Gartred est marié à Kit, le frère aîné d’Honor. Les Grenvile, riche et noble famille, n’hésitent pas à établir des liens avec les Harris ; Kit est l’héritier d’un oncle aisé, Christopher de Radford. Chez les Grenvile, « les draps étaient changés tous les jours, et parfumés ». Chez Kit, un luxe un peu moins raffiné et surtout une incompatibilité d’humeur qui va mener les époux à la séparation.

Les Grenvile possèdent tous des cheveux auburn caractéristiques, à l’exception de Gartred, qui arbore une blondeur de blé. Une blondeur qui s’affadira au fil du temps, au point de nécessiter le recours à une teinture, afin de retrouver l’éclat d’antan. « L’art ayant tenu conseil avec la nature », les cheveux de Gartred paraitront, désormais, encore plus dorés qu’auparavant. Et puis, viendra le temps des cheveux argentés.

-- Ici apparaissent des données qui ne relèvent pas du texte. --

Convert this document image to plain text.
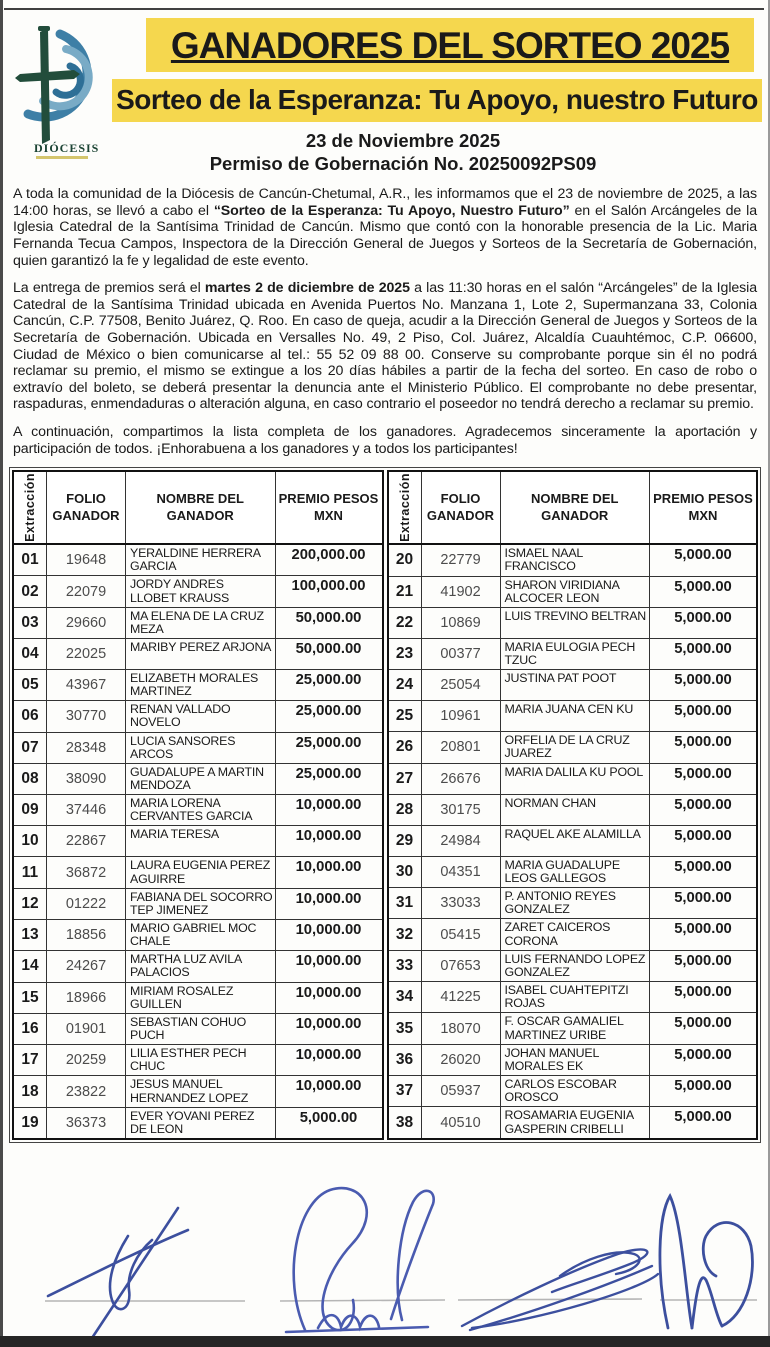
DIÓCESIS
GANADORES DEL SORTEO 2025
Sorteo de la Esperanza: Tu Apoyo, nuestro Futuro
23 de Noviembre 2025
Permiso de Gobernación No. 20250092PS09

A toda la comunidad de la Diócesis de Cancún-Chetumal, A.R., les informamos que el 23 de noviembre de 2025, a las 14:00 horas, se llevó a cabo el “Sorteo de la Esperanza: Tu Apoyo, Nuestro Futuro” en el Salón Arcángeles de la Iglesia Catedral de la Santísima Trinidad de Cancún. Mismo que contó con la honorable presencia de la Lic. Maria Fernanda Tecua Campos, Inspectora de la Dirección General de Juegos y Sorteos de la Secretaría de Gobernación, quien garantizó la fe y legalidad de este evento.

La entrega de premios será el martes 2 de diciembre de 2025 a las 11:30 horas en el salón “Arcángeles” de la Iglesia Catedral de la Santísima Trinidad ubicada en Avenida Puertos No. Manzana 1, Lote 2, Supermanzana 33, Colonia Cancún, C.P. 77508, Benito Juárez, Q. Roo. En caso de queja, acudir a la Dirección General de Juegos y Sorteos de la Secretaría de Gobernación. Ubicada en Versalles No. 49, 2 Piso, Col. Juárez, Alcaldía Cuauhtémoc, C.P. 06600, Ciudad de México o bien comunicarse al tel.: 55 52 09 88 00. Conserve su comprobante porque sin él no podrá reclamar su premio, el mismo se extingue a los 20 días hábiles a partir de la fecha del sorteo. En caso de robo o extravío del boleto, se deberá presentar la denuncia ante el Ministerio Público. El comprobante no debe presentar, raspaduras, enmendaduras o alteración alguna, en caso contrario el poseedor no tendrá derecho a reclamar su premio.

A continuación, compartimos la lista completa de los ganadores. Agradecemos sinceramente la aportación y participación de todos. ¡Enhorabuena a los ganadores y a todos los participantes!

Extracción	FOLIO GANADOR	NOMBRE DEL GANADOR	PREMIO PESOS MXN

01	19648	YERALDINE HERRERA GARCIA	200,000.00
02	22079	JORDY ANDRES LLOBET KRAUSS	100,000.00
03	29660	MA ELENA DE LA CRUZ MEZA	50,000.00
04	22025	MARIBY PEREZ ARJONA	50,000.00
05	43967	ELIZABETH MORALES MARTINEZ	25,000.00
06	30770	RENAN VALLADO NOVELO	25,000.00
07	28348	LUCIA SANSORES ARCOS	25,000.00
08	38090	GUADALUPE A MARTIN MENDOZA	25,000.00
09	37446	MARIA LORENA CERVANTES GARCIA	10,000.00
10	22867	MARIA TERESA	10,000.00
11	36872	LAURA EUGENIA PEREZ AGUIRRE	10,000.00
12	01222	FABIANA DEL SOCORRO TEP JIMENEZ	10,000.00
13	18856	MARIO GABRIEL MOC CHALE	10,000.00
14	24267	MARTHA LUZ AVILA PALACIOS	10,000.00
15	18966	MIRIAM ROSALEZ GUILLEN	10,000.00
16	01901	SEBASTIAN COHUO PUCH	10,000.00
17	20259	LILIA ESTHER PECH CHUC	10,000.00
18	23822	JESUS MANUEL HERNANDEZ LOPEZ	10,000.00
19	36373	EVER YOVANI PEREZ DE LEON	5,000.00
Extracción	FOLIO GANADOR	NOMBRE DEL GANADOR	PREMIO PESOS MXN

20	22779	ISMAEL NAAL FRANCISCO	5,000.00
21	41902	SHARON VIRIDIANA ALCOCER LEON	5,000.00
22	10869	LUIS TREVINO BELTRAN	5,000.00
23	00377	MARIA EULOGIA PECH TZUC	5,000.00
24	25054	JUSTINA PAT POOT	5,000.00
25	10961	MARIA JUANA CEN KU	5,000.00
26	20801	ORFELIA DE LA CRUZ JUAREZ	5,000.00
27	26676	MARIA DALILA KU POOL	5,000.00
28	30175	NORMAN CHAN	5,000.00
29	24984	RAQUEL AKE ALAMILLA	5,000.00
30	04351	MARIA GUADALUPE LEOS GALLEGOS	5,000.00
31	33033	P. ANTONIO REYES GONZALEZ	5,000.00
32	05415	ZARET CAICEROS CORONA	5,000.00
33	07653	LUIS FERNANDO LOPEZ GONZALEZ	5,000.00
34	41225	ISABEL CUAHTEPITZI ROJAS	5,000.00
35	18070	F. OSCAR GAMALIEL MARTINEZ URIBE	5,000.00
36	26020	JOHAN MANUEL MORALES EK	5,000.00
37	05937	CARLOS ESCOBAR OROSCO	5,000.00
38	40510	ROSAMARIA EUGENIA GASPERIN CRIBELLI	5,000.00
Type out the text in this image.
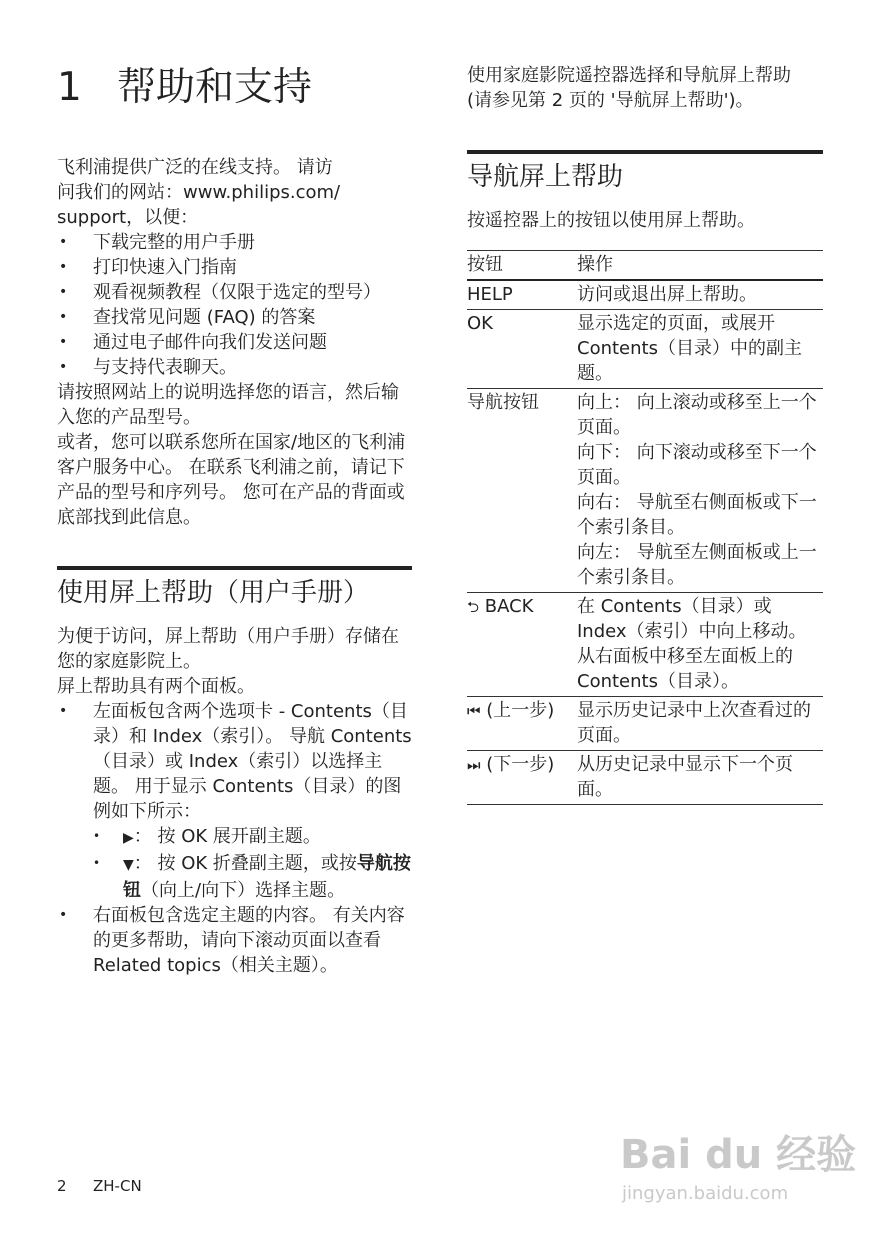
1 帮助和支持
飞利浦提供广泛的在线支持。 请访
问我们的网站：www.philips.com/
support，以便：
• 下载完整的用户手册
• 打印快速入门指南
• 观看视频教程（仅限于选定的型号）
• 查找常见问题 (FAQ) 的答案
• 通过电子邮件向我们发送问题
• 与支持代表聊天。

请按照网站上的说明选择您的语言，然后输入您的产品型号。

或者，您可以联系您所在国家/地区的飞利浦客户服务中心。 在联系飞利浦之前，请记下产品的型号和序列号。 您可在产品的背面或底部找到此信息。

使用屏上帮助（用户手册）

为便于访问，屏上帮助（用户手册）存储在您的家庭影院上。

屏上帮助具有两个面板。

• 左面板包含两个选项卡 - Contents（目录）和 Index（索引）。 导航 Contents（目录）或 Index（索引）以选择主题。 用于显示 Contents（目录）的图例如下所示：
• ▶： 按 OK 展开副主题。
• ▼： 按 OK 折叠副主题，或按导航按钮（向上/向下）选择主题。
• 右面板包含选定主题的内容。 有关内容的更多帮助，请向下滚动页面以查看 Related topics（相关主题）。

使用家庭影院遥控器选择和导航屏上帮助 (请参见第 2 页的 '导航屏上帮助')。

导航屏上帮助

按遥控器上的按钮以使用屏上帮助。

按钮	操作
HELP	访问或退出屏上帮助。

OK	显示选定的页面，或展开 Contents（目录）中的副主题。

导航按钮	向上： 向上滚动或移至上一个页面。
向下： 向下滚动或移至下一个页面。
向右： 导航至右侧面板或下一个索引条目。
向左： 导航至左侧面板或上一个索引条目。

⮌ BACK	在 Contents（目录）或 Index（索引）中向上移动。
从右面板中移至左面板上的 Contents（目录）。

⏮ (上一步)	显示历史记录中上次查看过的页面。

⏭ (下一步)	从历史记录中显示下一个页面。
2 ZH-CN
Bai du 经验
jingyan.baidu.com
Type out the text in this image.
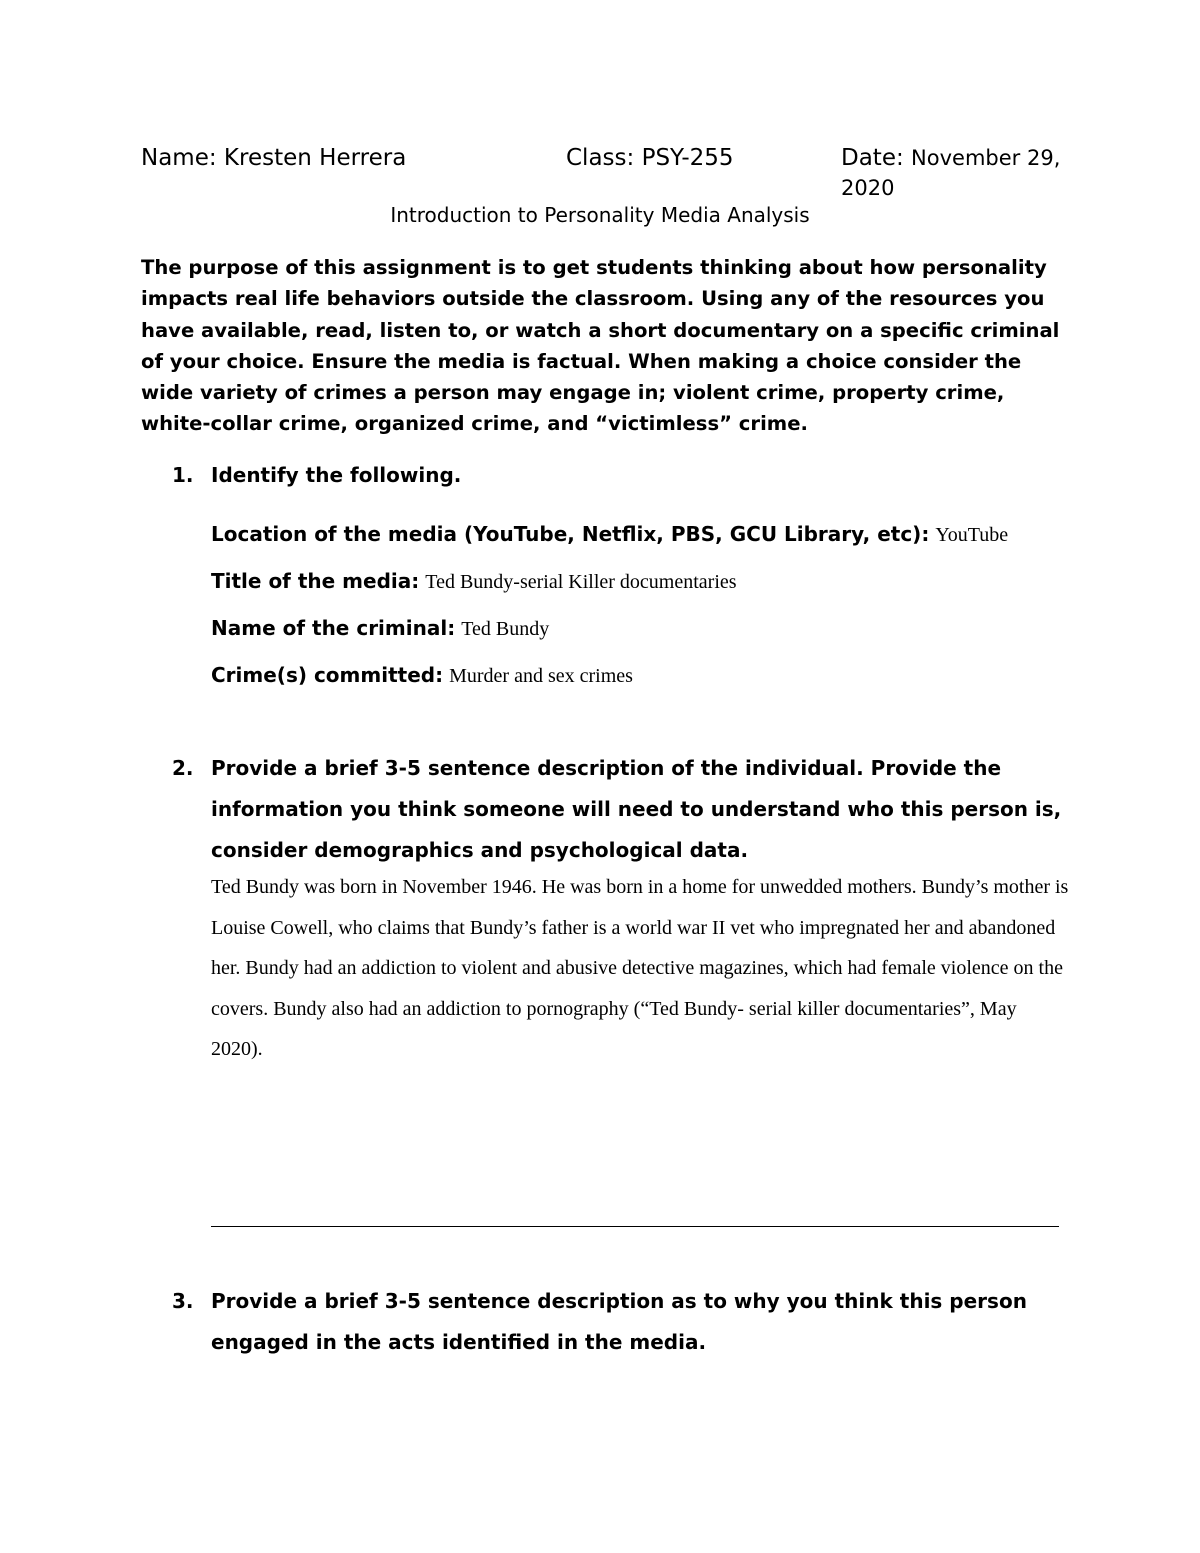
Name: Kresten Herrera	Class: PSY-255	Date: November 29, 2020
Introduction to Personality Media Analysis

The purpose of this assignment is to get students thinking about how personality impacts real life behaviors outside the classroom. Using any of the resources you have available, read, listen to, or watch a short documentary on a specific criminal of your choice. Ensure the media is factual. When making a choice consider the wide variety of crimes a person may engage in; violent crime, property crime, white-collar crime, organized crime, and “victimless” crime.

1. Identify the following.

Location of the media (YouTube, Netflix, PBS, GCU Library, etc): YouTube
Title of the media: Ted Bundy-serial Killer documentaries
Name of the criminal: Ted Bundy
Crime(s) committed: Murder and sex crimes
2. Provide a brief 3-5 sentence description of the individual. Provide the information you think someone will need to understand who this person is, consider demographics and psychological data.

Ted Bundy was born in November 1946. He was born in a home for unwedded mothers. Bundy’s mother is Louise Cowell, who claims that Bundy’s father is a world war II vet who impregnated her and abandoned her. Bundy had an addiction to violent and abusive detective magazines, which had female violence on the covers. Bundy also had an addiction to pornography (“Ted Bundy- serial killer documentaries”, May 2020).

3. Provide a brief 3-5 sentence description as to why you think this person engaged in the acts identified in the media.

Pénurie de teinture capillaire, manque de temps, conditions défavorables ? La précision n’est pas donnée !

Comment mieux décrire Gartred qu’en utilisant une métaphore florale... Gartred, c’est une orchidée ! « Son parfum emplissait la serre, une odeur de miel, douce, maladive ». Comme l’orchidée de la serre, Gartred est une beauté empoisonnée. Bien fol qui s’y fie !

Gartred, c’est aussi une beauté sophistiquée, qui use d’une « minuscule paire de ciseaux de nacre » pour se faire les ongles, des griffes plutôt. Gartred ne caresse pas ; elle lacère.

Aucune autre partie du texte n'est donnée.